Ryanair Holdings Plc sought to shoot down Germany’s multi-billion euro bailout for Deutsche Lufthansa AG, asking a European Union court to cancel EU approval.
Germany’s 6 billion-euro ($7.3 billion) recapitalization and a state guarantee for a 3 billion-euro loan “discriminates unlawfully between EU airlines,” Ryanair said in an emailed statement on Thursday. The carrier filed its challenge at the EU’s General Court on Jan. 22.
“It is extraordinary that Lufthansa announced it did not need so much state aid, yet the German government was committed to favoring its ‘global champion’ instead of putting measures in place to support air traffic recovery in a manner that would benefit all airlines delivering traffic at German airports,” Ryanair said.
Ryanair is challenging more than a dozen state bailouts for airlines across Europe over concerns the cash boost for rivals will allow them to emerge stronger, slash fares and swallow up others. The Irish company fears burning its own cash reserves while others get government rescues.
Its legal filings target European Commission approval for state support, claiming the EU regulator isn’t living up to its task of ensuring governments don’t unfairly help one favored company at the expense of others. The EU court can cancel such approvals. The regulator has been under pressure to approve unprecedented state aid to save the pandemic-struck European economy.
The commission declined to immediately comment. Lufthansa and the German finance ministry didn’t immediately respond to requests for comment.
Lufthansa fought against EU demands last year that it make concessions, including key airport slots at Frankfurt and Munich, to balance out the harm to competition from the aid. Those terms effectively prevent Ryanair from taking the slots at Frankfurt as they are only available initially to new entrants at the airport.

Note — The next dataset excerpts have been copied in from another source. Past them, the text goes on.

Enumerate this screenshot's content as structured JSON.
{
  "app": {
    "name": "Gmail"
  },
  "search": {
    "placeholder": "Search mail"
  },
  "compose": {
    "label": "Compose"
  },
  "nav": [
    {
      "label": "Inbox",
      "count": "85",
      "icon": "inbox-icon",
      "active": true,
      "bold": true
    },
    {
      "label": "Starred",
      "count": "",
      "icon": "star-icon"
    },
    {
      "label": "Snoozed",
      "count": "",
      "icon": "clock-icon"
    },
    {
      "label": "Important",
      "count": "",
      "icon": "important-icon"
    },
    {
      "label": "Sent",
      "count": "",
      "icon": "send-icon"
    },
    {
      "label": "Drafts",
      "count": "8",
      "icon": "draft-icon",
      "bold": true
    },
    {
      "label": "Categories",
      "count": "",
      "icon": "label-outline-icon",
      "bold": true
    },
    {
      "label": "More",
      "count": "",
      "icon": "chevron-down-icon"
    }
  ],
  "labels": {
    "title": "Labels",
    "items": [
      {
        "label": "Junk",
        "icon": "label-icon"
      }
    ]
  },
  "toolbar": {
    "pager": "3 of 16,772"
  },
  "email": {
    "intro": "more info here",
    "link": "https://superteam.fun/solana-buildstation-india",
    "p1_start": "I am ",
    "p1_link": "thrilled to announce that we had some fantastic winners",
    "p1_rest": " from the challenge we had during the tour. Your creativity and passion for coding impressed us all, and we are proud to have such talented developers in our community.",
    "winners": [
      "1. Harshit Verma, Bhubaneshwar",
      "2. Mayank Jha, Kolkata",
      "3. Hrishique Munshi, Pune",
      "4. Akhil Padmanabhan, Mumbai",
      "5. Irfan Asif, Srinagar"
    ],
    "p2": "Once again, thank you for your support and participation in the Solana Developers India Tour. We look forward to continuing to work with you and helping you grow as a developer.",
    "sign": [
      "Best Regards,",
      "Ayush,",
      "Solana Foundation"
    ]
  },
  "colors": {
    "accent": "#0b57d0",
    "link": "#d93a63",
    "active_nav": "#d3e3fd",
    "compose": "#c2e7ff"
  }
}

The commitments “are totally inadequate to remedy the distortion of competition,” Ryanair said.
Last year, Michael O’Leary, the company’s combative chief executive officer, accused Lufthansa last year of “going around hoovering up state aid like the drunken uncle at the end of a wedding, drinking from all the empty glasses.”
European carriers are already among the worst companies affected by Covid‑19 as governments restrict travel to prevent the virus from spreading. With profits heavily dependent on April through September, another lost summer this year could reach beyond industry stragglers and strike at leading low-cost carriers and tour operators.
Competitor concerns about the bailout intensifying Lufthansa’s grip on the German market, might have increased after the German airline chief executive Carsten Spohr last week said the airline doesn’t expect to use all the funds. Germany’s 25% plus one share stake in Lufthansa has also soothed investor concerns about a potential insolvency, lowering the carrier’s borrowing costs in recent bond issuance, funds that could be used to fight a price war.